Meskipun kebijakan lockdown di India mampu menghentikan lonjakan jumlah kasus, namun juga ternyata berdampak pada krisis kemanusiaan.

Ribuan orang miskin kembali ke desa mereka yang jauh dengan berjalan kaki, sambil menggendongg para lansia di pundaknya serta para anak kecil mendorong koper barang bawaan. Selain itu, lusinan orang tewas dalam perjalanan, entah karena ditabrak kereta api atau truk, karena kelaparan, atau karena bunuh diri.

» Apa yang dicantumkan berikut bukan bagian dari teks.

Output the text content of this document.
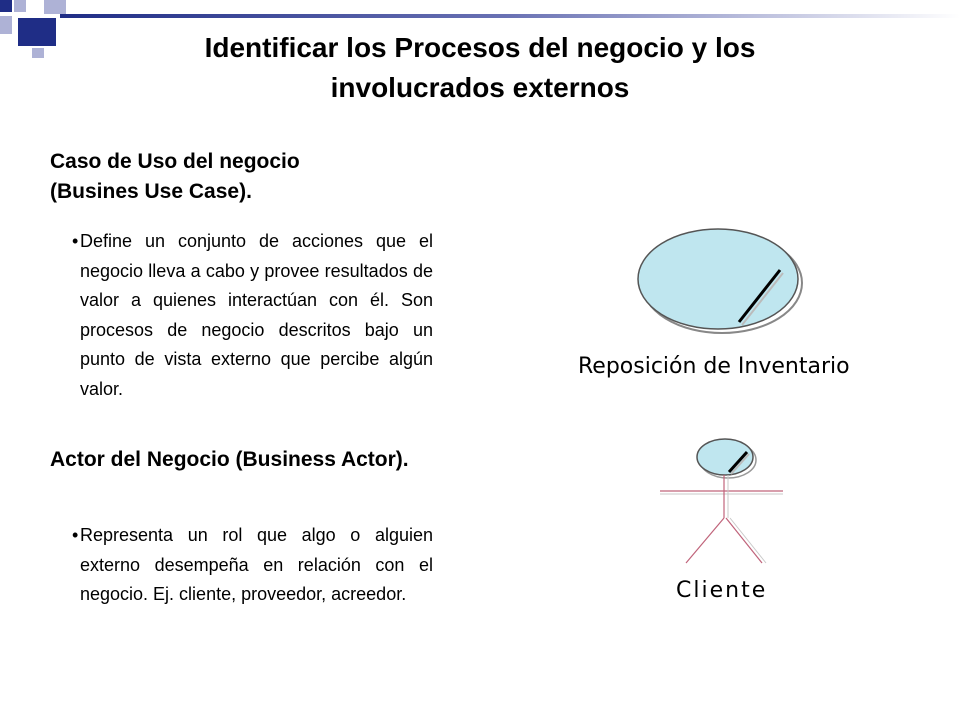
Identificar los Procesos del negocio y los
involucrados externos
Caso de Uso del negocio
(Busines Use Case).
• Define un conjunto de acciones que el negocio lleva a cabo y provee resultados de valor a quienes interactúan con él. Son procesos de negocio descritos bajo un punto de vista externo que percibe algún valor.
Actor del Negocio (Business Actor).
• Representa un rol que algo o alguien externo desempeña en relación con el negocio. Ej. cliente, proveedor, acreedor.
Reposición de Inventario
Cliente
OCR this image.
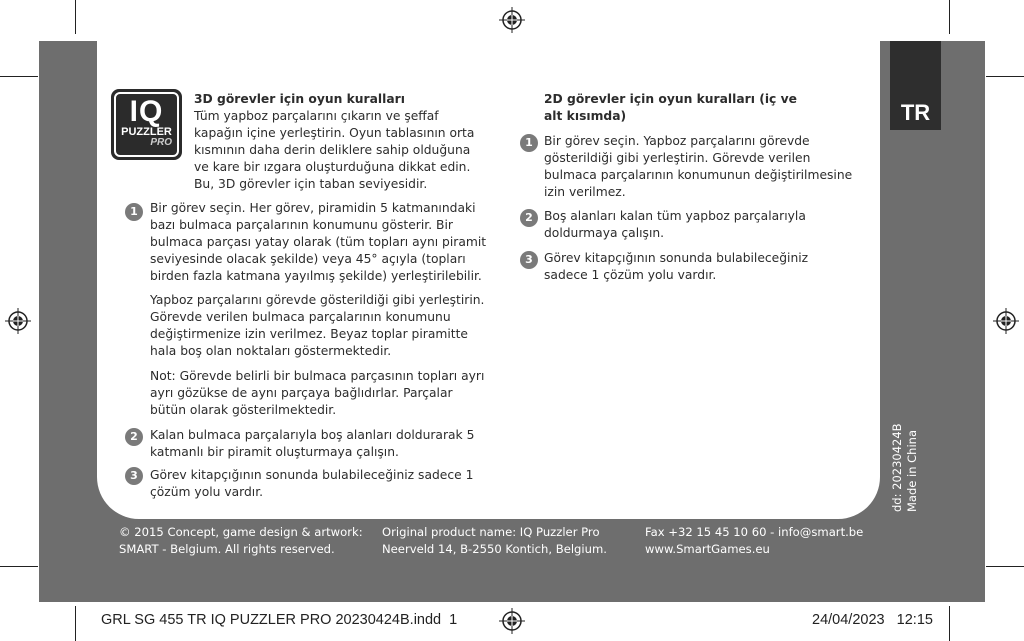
TR
IQ
PUZZLER
PRO
3D görevler için oyun kuralları
Tüm yapboz parçalarını çıkarın ve şeffaf kapağın içine yerleştirin. Oyun tablasının orta kısmının daha derin deliklere sahip olduğuna ve kare bir ızgara oluşturduğuna dikkat edin. Bu, 3D görevler için taban seviyesidir.
1 Bir görev seçin. Her görev, piramidin 5 katmanındaki bazı bulmaca parçalarının konumunu gösterir. Bir bulmaca parçası yatay olarak (tüm topları aynı piramit seviyesinde olacak şekilde) veya 45° açıyla (topları birden fazla katmana yayılmış şekilde) yerleştirilebilir.
Yapboz parçalarını görevde gösterildiği gibi yerleştirin. Görevde verilen bulmaca parçalarının konumunu değiştirmenize izin verilmez. Beyaz toplar piramitte hala boş olan noktaları göstermektedir.
Not: Görevde belirli bir bulmaca parçasının topları ayrı ayrı gözükse de aynı parçaya bağlıdırlar. Parçalar bütün olarak gösterilmektedir.
2 Kalan bulmaca parçalarıyla boş alanları doldurarak 5 katmanlı bir piramit oluşturmaya çalışın.
3 Görev kitapçığının sonunda bulabileceğiniz sadece 1 çözüm yolu vardır.
2D görevler için oyun kuralları (iç ve alt kısımda)
1 Bir görev seçin. Yapboz parçalarını görevde gösterildiği gibi yerleştirin. Görevde verilen bulmaca parçalarının konumunun değiştirilmesine izin verilmez.
2 Boş alanları kalan tüm yapboz parçalarıyla doldurmaya çalışın.
3 Görev kitapçığının sonunda bulabileceğiniz sadece 1 çözüm yolu vardır.
© 2015 Concept, game design & artwork:
SMART - Belgium. All rights reserved.
Original product name: IQ Puzzler Pro
Neerveld 14, B-2550 Kontich, Belgium.
Fax +32 15 45 10 60 - info@smart.be
www.SmartGames.eu
dd: 20230424B Made in China
GRL SG 455 TR IQ PUZZLER PRO 20230424B.indd 1	24/04/2023 12:15
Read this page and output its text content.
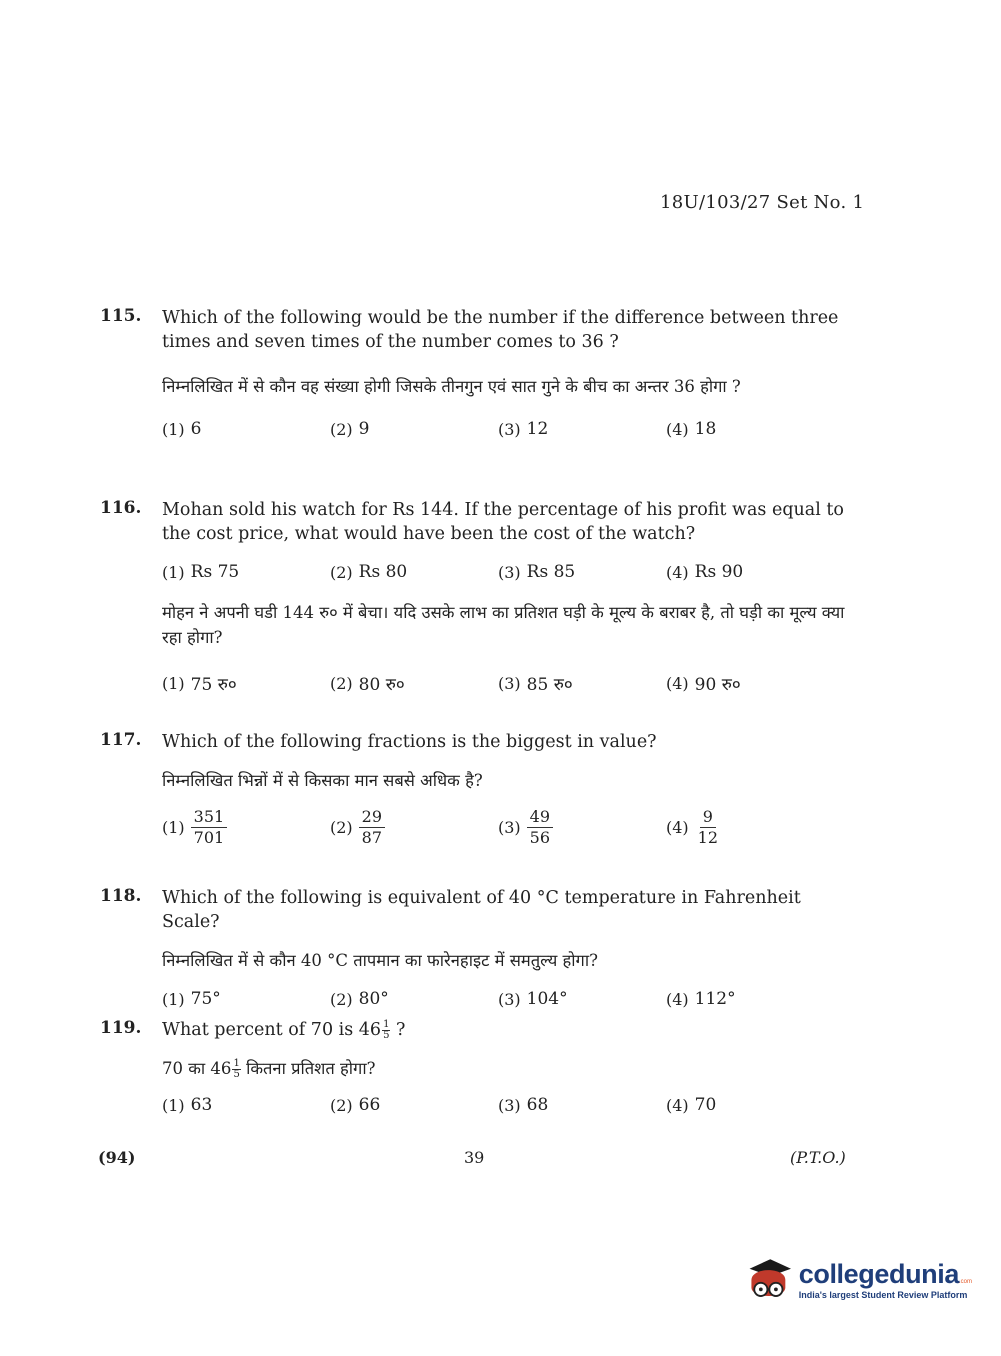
18U/103/27 Set No. 1
115.	Which of the following would be the number if the difference between three times and seven times of the number comes to 36 ?
निम्नलिखित में से कौन वह संख्या होगी जिसके तीनगुन एवं सात गुने के बीच का अन्तर 36 होगा ?
(1) 6	(2) 9	(3) 12	(4) 18
116.	Mohan sold his watch for Rs 144. If the percentage of his profit was equal to the cost price, what would have been the cost of the watch?
(1) Rs 75	(2) Rs 80	(3) Rs 85	(4) Rs 90
मोहन ने अपनी घडी 144 रु० में बेचा। यदि उसके लाभ का प्रतिशत घड़ी के मूल्य के बराबर है, तो घड़ी का मूल्य क्या रहा होगा?
(1) 75 रु०	(2) 80 रु०	(3) 85 रु०	(4) 90 रु०
117.	Which of the following fractions is the biggest in value?
निम्नलिखित भिन्नों में से किसका मान सबसे अधिक है?
$(1) \frac{351}{701}$	$(2) \frac{29}{87}$	$(3) \frac{49}{56}$	$(4) \frac{9}{12}$
118.	Which of the following is equivalent of 40 °C temperature in Fahrenheit Scale?
निम्नलिखित में से कौन 40 °C तापमान का फारेनहाइट में समतुल्य होगा?
(1) 75°	(2) 80°	(3) 104°	(4) 112°
119.	What percent of 70 is $46 \frac{1}{5}$ ?
70 का $46 \frac{1}{5}$ कितना प्रतिशत होगा?
(1) 63	(2) 66	(3) 68	(4) 70
(94)	39	(P.T.O.)
collegedunia.com
India's largest Student Review Platform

Sedangkan kereta api, transportasi paling umum di India, diberhentikan operasinya selama lockdown. Bus, pesawat dan taksi juga dilarang. Tapi, awal bulan ini, pemerintah kembali membuka jalur kereta api dengan terbatas hanya untuk para migran yang ingin pulang ke rumah.

Sebagaimana pada sebagian besar negara, ekonomi di India juga mengalami kelumpuhan. Sehingga pemerintah akhirnya melonggarkan lockdown dalam beberapa minggu terakhir untuk memungkinkan lebih banyak orang kembali bekerja.

Kumari sebenarnya tahu tentang operasi kereta api khusus tersebut, tetapi ayahnya yang tidak bisa berjalan tidak akan bisa mencapai platform kereta api. Maka dari itu ia memutuskan memakai sepeda.

Perjalanan Kumari menarik perhatian Cycling Federation of India. Lembaga pebalap yang mengirim tim untuk olimpiade sampai menawarkan untuk membawanya kembali ke New Delhi dengan kereta api untuk uji coba ketahanan fisik bulan depan.

Berita ini pun sampai terdengar hingga Washington. Amerika Serikat, dan putri Presiden Donald Trump, Ivanka Trump, menyebutnya "a beautiful feat of endurance and love (prestasi indah dari daya tahan dan cinta)" di Twitter.

 

Dengan ketenaran ini, Kumari mengatakan bahwa meskipun dia senang dengan pengakuan itu, namun dia tidak mengayuh sepeda hingga ke kampung halamannya untuk mengejar ketenaran. "Itu keputusan yang diambil dengan putus asa," pungkasnya.